Member of the Hawaii House of Representatives from the 35th district 36th (1992–2012)
- In office November 1992 – November 2022
- Preceded by: Redistricted
- Succeeded by: Redistricted

Personal details
- Born: October 13, 1952 (age 73) Honolulu, Hawaii
- Party: Democratic
- Alma mater: Long Island University University of Hawaiʻi

Military service
- Branch/service: Hawaii Air National Guard
- Years of service: 1970–1977

= Roy Takumi =

American politician (born 1952)

Roy M. Takumi (born October 13, 1952 in Honolulu, Hawaii) is an American politician and a former member of the Hawaii House of Representatives for 30 years. He represented District 35 from 2012 until 2022 and consecutively served from 1992 until 2012 in the District 36 seat. In May 2024, Takumi was appointed to lead the Hawaii Board of Education.

==Education==
Takumi attended Maemae Elementary School, Kawananakoa Middle School, and President William McKinley High School. He earned his Bachelor of Arts in education from Long Island University and his Master's degree in public administration from the University of Hawaiʻi.

== Career ==
Takumi was first elected to the Hawaii House of Representatives in 1992. From 2002–2017, Takumi chaired the House Committee on Education.
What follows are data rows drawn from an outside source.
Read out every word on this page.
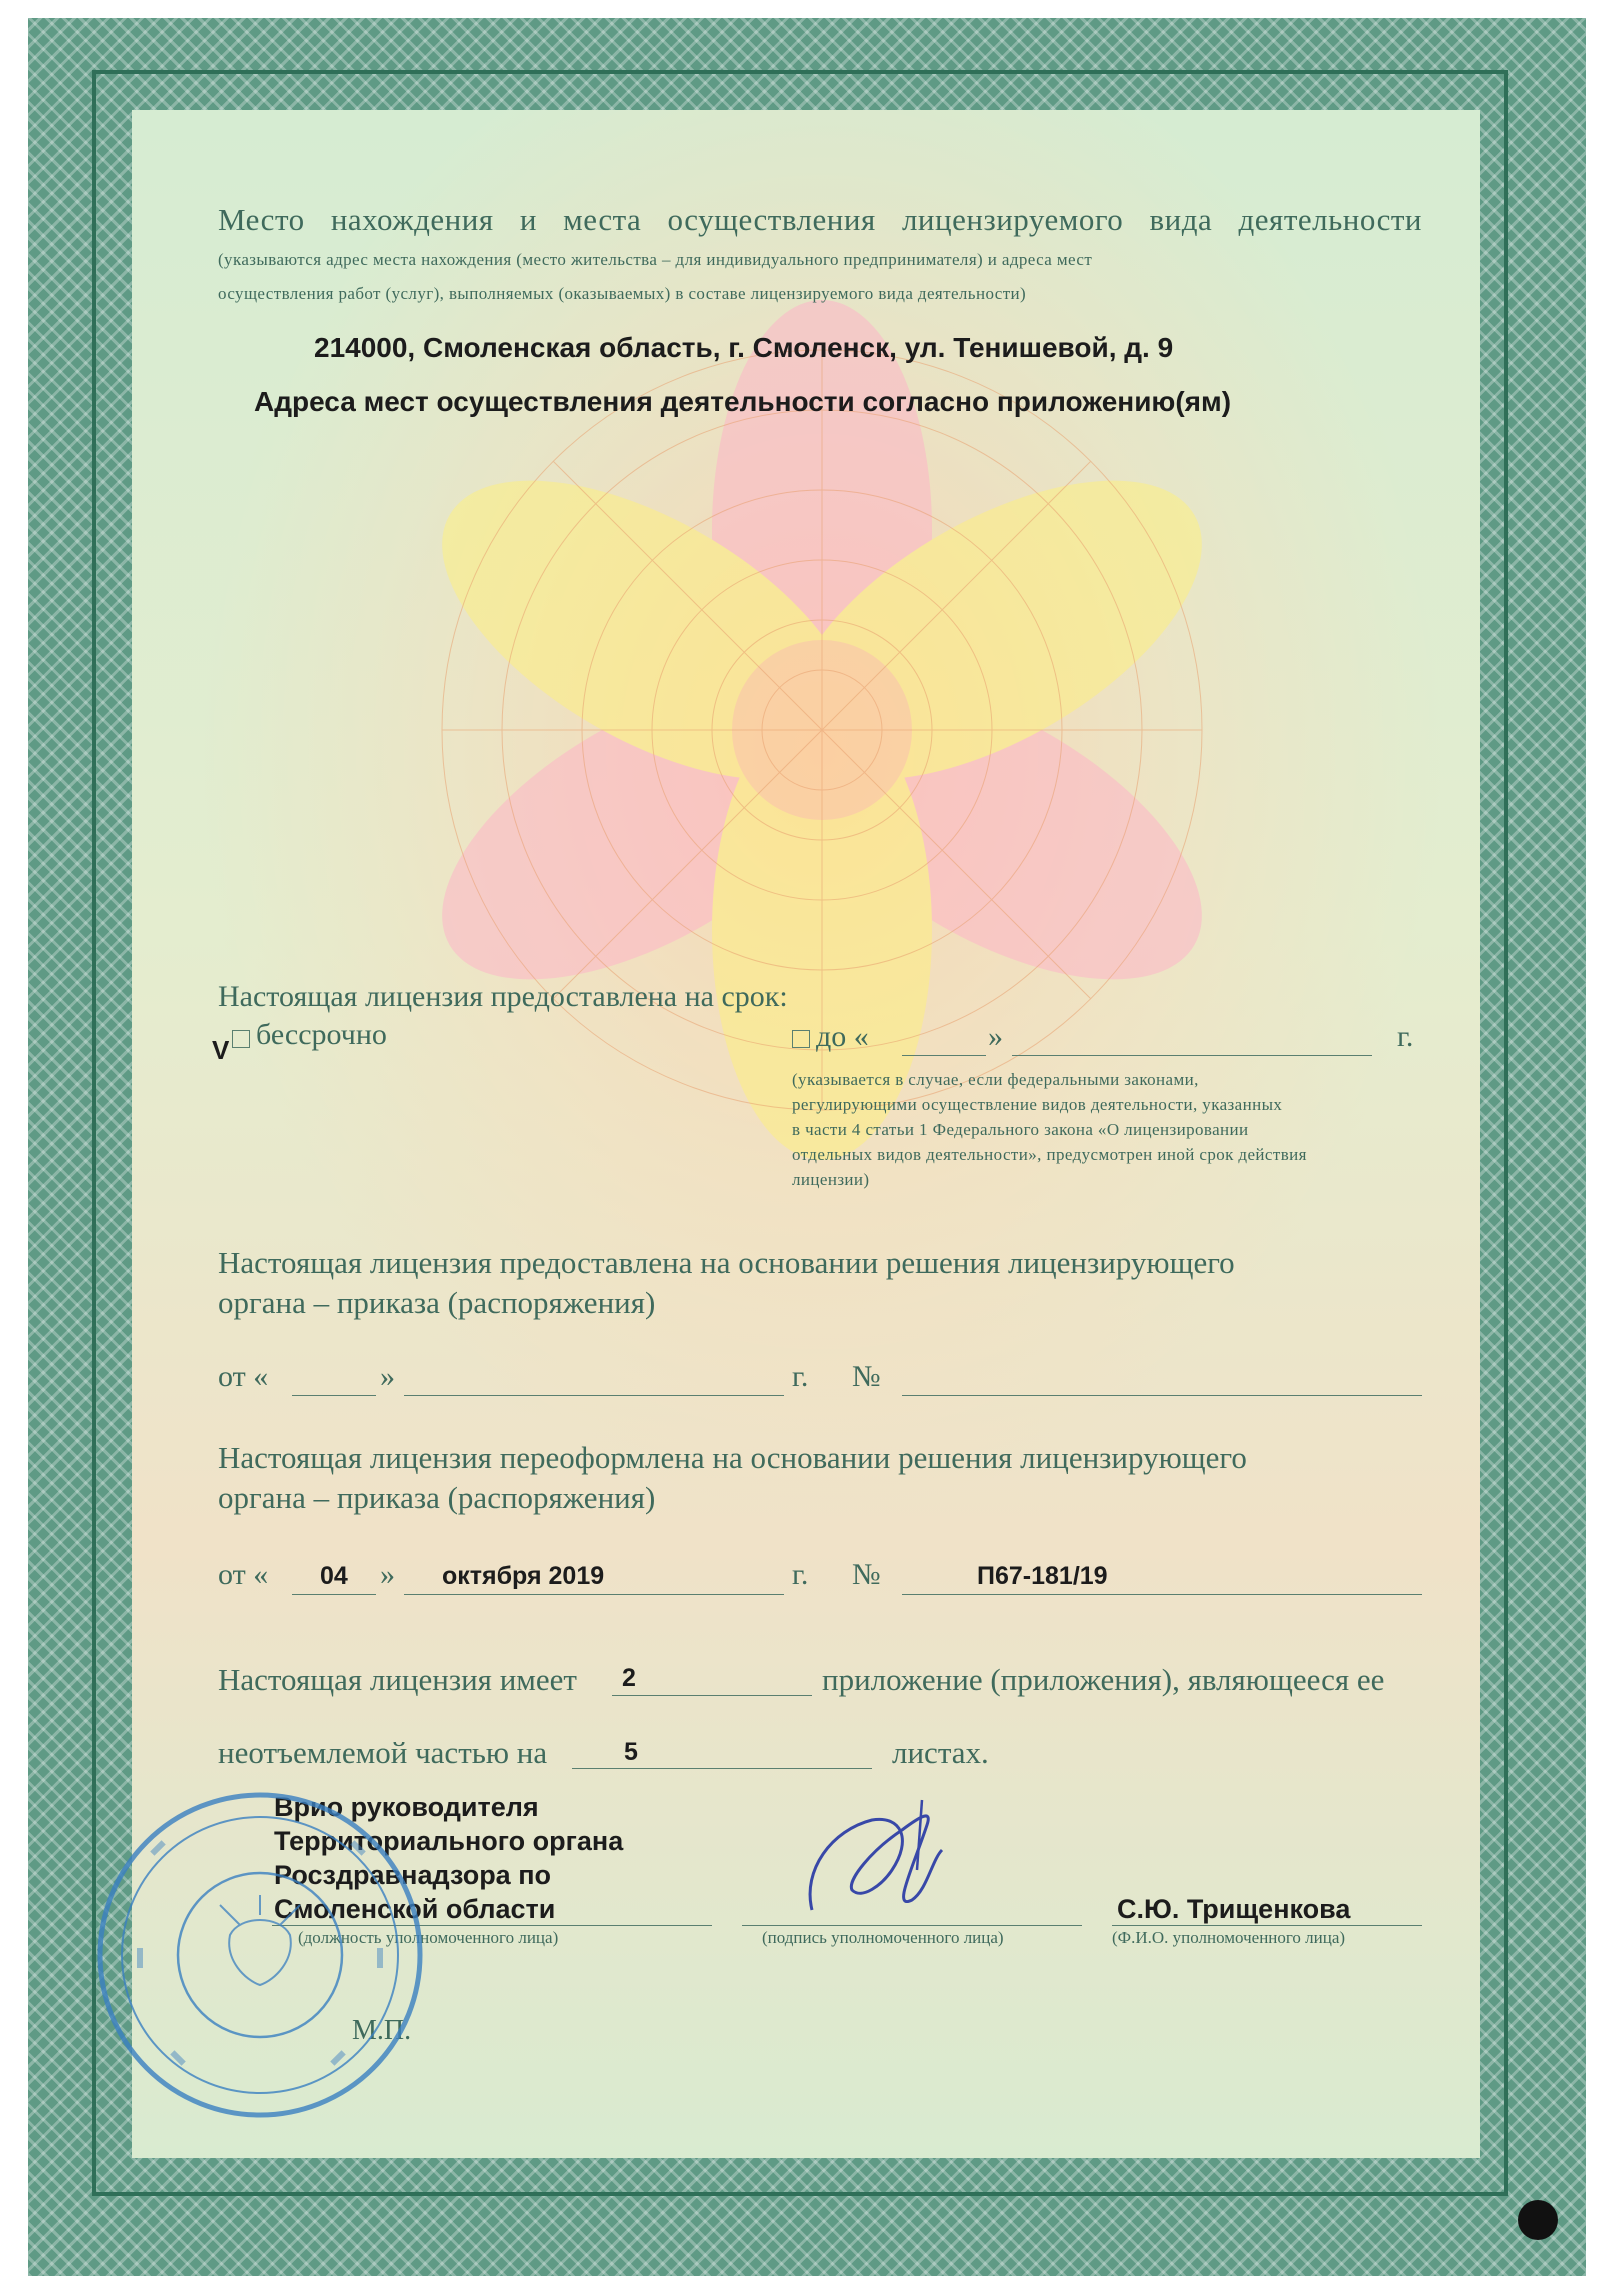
Место нахождения и места осуществления лицензируемого вида деятельности

(указываются адрес места нахождения (место жительства – для индивидуального предпринимателя) и адреса мест

осуществления работ (услуг), выполняемых (оказываемых) в составе лицензируемого вида деятельности)

214000, Смоленская область, г. Смоленск, ул. Тенишевой, д. 9

Адреса мест осуществления деятельности согласно приложению(ям)

Настоящая лицензия предоставлена на срок:

V бессрочно	до «	»	г.

(указывается в случае, если федеральными законами,

регулирующими осуществление видов деятельности, указанных

в части 4 статьи 1 Федерального закона «О лицензировании

отдельных видов деятельности», предусмотрен иной срок действия

лицензии)

Настоящая лицензия предоставлена на основании решения лицензирующего

органа – приказа (распоряжения)

от «	»	г. №

Настоящая лицензия переоформлена на основании решения лицензирующего

органа – приказа (распоряжения)

от « 04 » октября 2019	г. №	П67-181/19

Настоящая лицензия имеет 2	приложение (приложения), являющееся ее

неотъемлемой частью на	5	листах.

Врио руководителя

Территориального органа

Росздравнадзора по

Смоленской области	С.Ю. Трищенкова

(должность уполномоченного лица)	(подпись уполномоченного лица)	(Ф.И.О. уполномоченного лица)

М.П.
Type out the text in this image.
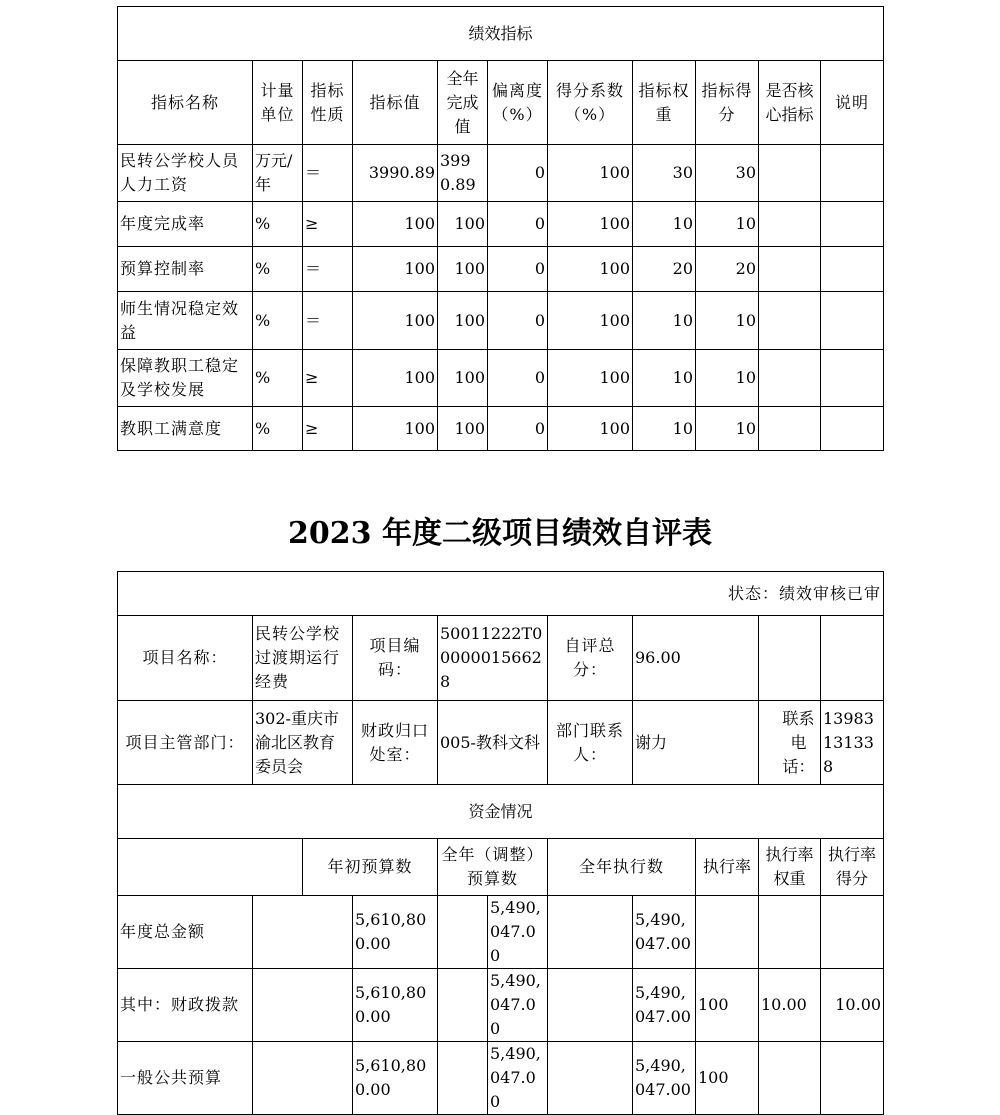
绩效指标										
指标名称	计量单位	指标性质	指标值	全年完成值	偏离度（%）	得分系数（%）	指标权重	指标得分	是否核心指标	说明
民转公学校人员人力工资	万元/年	＝	3990.89	3990.89	0	100	30	30		
年度完成率	%	≥	100	100	0	100	10	10		
预算控制率	%	＝	100	100	0	100	20	20		
师生情况稳定效益	%	＝	100	100	0	100	10	10		
保障教职工稳定及学校发展	%	≥	100	100	0	100	10	10		
教职工满意度	%	≥	100	100	0	100	10	10		
2023 年度二级项目绩效自评表
状态：绩效审核已审										
项目名称：	民转公学校过渡期运行经费		项目编码：	50011222T000000156628		自评总分：	96.00			
项目主管部门：	302-重庆市渝北区教育委员会		财政归口处室：	005-教科文科		部门联系人：	谢力		联系电话：	13983131338
资金情况										
		年初预算数		全年（调整）预算数		全年执行数		执行率	执行率权重	执行率得分
年度总金额			5,610,800.00		5,490,047.00		5,490,047.00			
其中：财政拨款			5,610,800.00		5,490,047.00		5,490,047.00	100	10.00	10.00
一般公共预算			5,610,800.00		5,490,047.00		5,490,047.00	100		
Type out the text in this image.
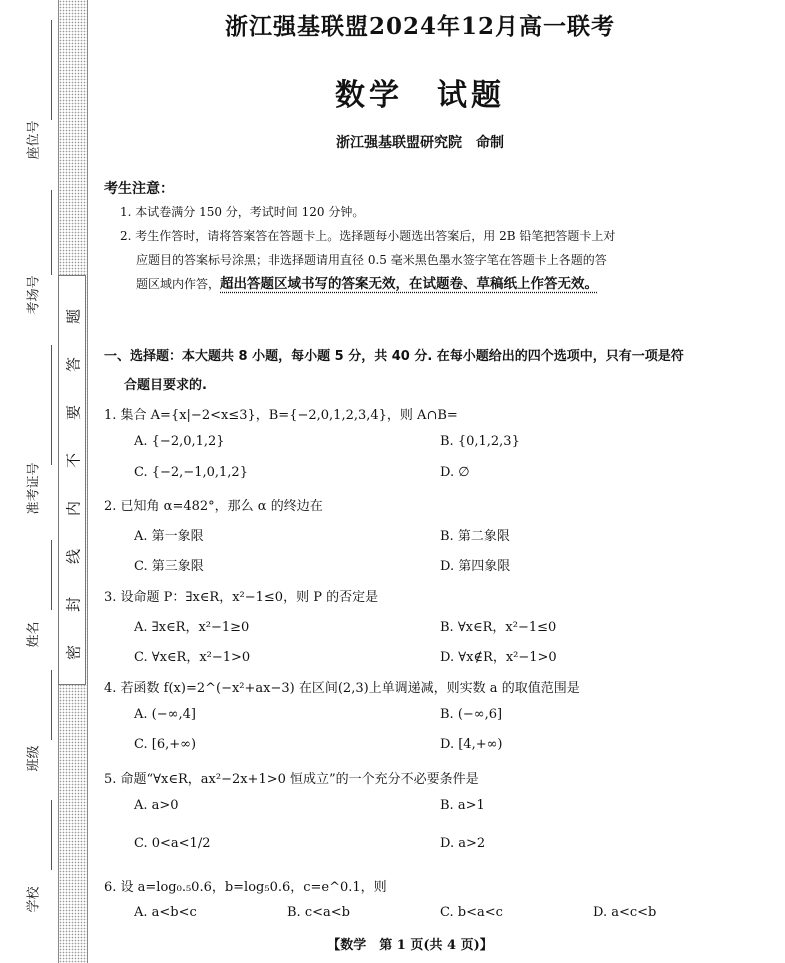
题
答
要
不
内
线
封
密
座位号
考场号
准考证号
姓名
班级
学校
浙江强基联盟2024年12月高一联考
数学　试题
浙江强基联盟研究院　命制
考生注意：
1. 本试卷满分 150 分，考试时间 120 分钟。
2. 考生作答时，请将答案答在答题卡上。选择题每小题选出答案后，用 2B 铅笔把答题卡上对
应题目的答案标号涂黑；非选择题请用直径 0.5 毫米黑色墨水签字笔在答题卡上各题的答
题区域内作答，超出答题区域书写的答案无效，在试题卷、草稿纸上作答无效。
一、选择题：本大题共 8 小题，每小题 5 分，共 40 分. 在每小题给出的四个选项中，只有一项是符
合题目要求的.
1. 集合 A={x|−2<x≤3}，B={−2,0,1,2,3,4}，则 A∩B=
A. {−2,0,1,2}	B. {0,1,2,3}
C. {−2,−1,0,1,2}	D. ∅
2. 已知角 α=482°，那么 α 的终边在
A. 第一象限	B. 第二象限
C. 第三象限	D. 第四象限
3. 设命题 P：∃x∈R，x²−1≤0，则 P 的否定是
A. ∃x∈R，x²−1≥0	B. ∀x∈R，x²−1≤0
C. ∀x∈R，x²−1>0	D. ∀x∉R，x²−1>0
4. 若函数 f(x)=2^(−x²+ax−3) 在区间(2,3)上单调递减，则实数 a 的取值范围是
A. (−∞,4]	B. (−∞,6]
C. [6,+∞)	D. [4,+∞)
5. 命题“∀x∈R，ax²−2x+1>0 恒成立”的一个充分不必要条件是
A. a>0	B. a>1
C. 0<a<1/2	D. a>2
6. 设 a=log₀.₅0.6，b=log₅0.6，c=e^0.1，则
A. a<b<c	B. c<a<b	C. b<a<c	D. a<c<b
【数学　第 1 页(共 4 页)】
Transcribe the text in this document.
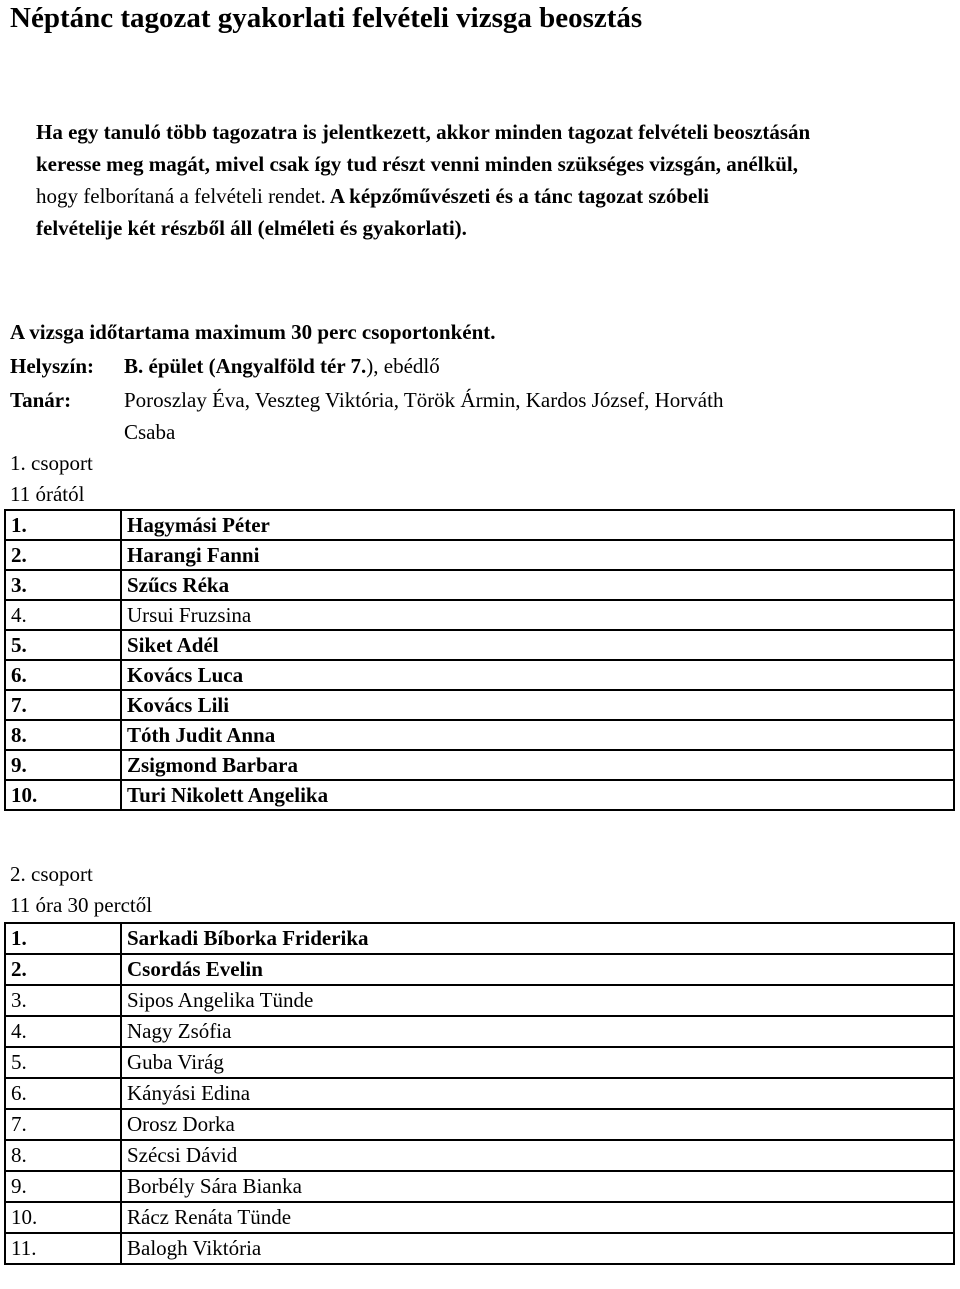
Néptánc tagozat gyakorlati felvételi vizsga beosztás
Ha egy tanuló több tagozatra is jelentkezett, akkor minden tagozat felvételi beosztásán
keresse meg magát, mivel csak így tud részt venni minden szükséges vizsgán, anélkül,
hogy felborítaná a felvételi rendet. A képzőművészeti és a tánc tagozat szóbeli
felvételije két részből áll (elméleti és gyakorlati).
A vizsga időtartama maximum 30 perc csoportonként.
Helyszín: B. épület (Angyalföld tér 7.), ebédlő
Tanár:	Poroszlay Éva, Veszteg Viktória, Török Ármin, Kardos József, Horváth
Csaba
1. csoport
11 órától
1.	Hagymási Péter
2.	Harangi Fanni
3.	Szűcs Réka
4.	Ursui Fruzsina
5.	Siket Adél
6.	Kovács Luca
7.	Kovács Lili
8.	Tóth Judit Anna
9.	Zsigmond Barbara
10.	Turi Nikolett Angelika
2. csoport
11 óra 30 perctől
1.	Sarkadi Bíborka Friderika
2.	Csordás Evelin
3.	Sipos Angelika Tünde
4.	Nagy Zsófia
5.	Guba Virág
6.	Kányási Edina
7.	Orosz Dorka
8.	Szécsi Dávid
9.	Borbély Sára Bianka
10.	Rácz Renáta Tünde
11.	Balogh Viktória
As committee chair, Takumi sponsored the Reinventing Education Act of 2004 and helped establish the Executive Office on Early Learning in 2012. He served as vice chair of the Education Commission of the States from 2013-2017.

==Elections==
- 1992 Takumi won the three-way September 19, 1992 Democratic Primary with 1,441 votes (54.5%), and was unopposed for the November 3, 1992 General election.
- 1994 Takumi was unopposed for both the September 17, 1994 Democratic Primary, winning with 2,589 votes, and the November 8, 1994 General election.
- 1996 Takumi won the three-way September 21, 1996 Democratic Primary with 1,877 votes (48.1%), and won the November 5, 1996 General election with 3,968 votes (72.9%) against Republican nominee Holly Kuehu.
- 1998 Takumi won the September 19, 1998 Democratic Primary by 8 votes with 1,310 votes (48.8%) against Alex Sonson, and won the November 3, 1998 General election with 4,859 votes (76.4%) against Republican nominee John Nuusa.
- 2000 Takumi won the September 23, 2000 Democratic Primary with 1,987 votes (49.9%) in a rematch against his 1998 primary opponent Alex Sonson, and Republican John Nuusa was unopposed for his primary, setting up a rematch in the general election; Takumi won the November 5, 2002 General election with 3,968 votes (72.6%) against Nuusa; Sonson and Nuusa faced each other directly in the District 35 2002 General election, with Takumi serving alongside Sonson from 2003 until 2009.
- 2002 Takumi won the September 21, 2002 Democratic Primary with 2,601 votes (58.0%), and won the November 5, 2002 General election with 5,649 votes (65.7%) against Republican nominee Chris Prendergast.
- 2004 Takumi was unopposed for the September 18, 2004 Democratic Primary, winning with 3,848 votes, and won the November 2, 2004 General election with 6,689 votes (75.1%) against Republican nominee Jamie Kese.
- 2006 Takumi was unopposed for the September 26, 2006 Democratic Primary, winning with 4,395 votes, and won the November 7, 2006 General election with 5,721 votes (76.8%) against Republican nominee Jerilyn Anderton.
- 2008 Takumi was unopposed for the September 20, 2008 Democratic Primary, winning with 3,481 votes, and won the November 4, 2008 General election with 6,903 votes (77.4%) against a nonpartisan candidate, who received 61.
- 2010 Takumi was unopposed for the September 18, 2010 Democratic Primary, winning with 4,144 votes, and won the November 2, 2010 General election with 4,806 votes (59.8%) against Republican nominee Reed Shiraki.
- 2012 Redistricted to District 35, and with Democratic Representative Henry Aquino redistricted to District 38, Takumi was unopposed for both the August 11, 2012 Democratic Primary, winning with 3,262 votes, and the November 6, 2012 General election.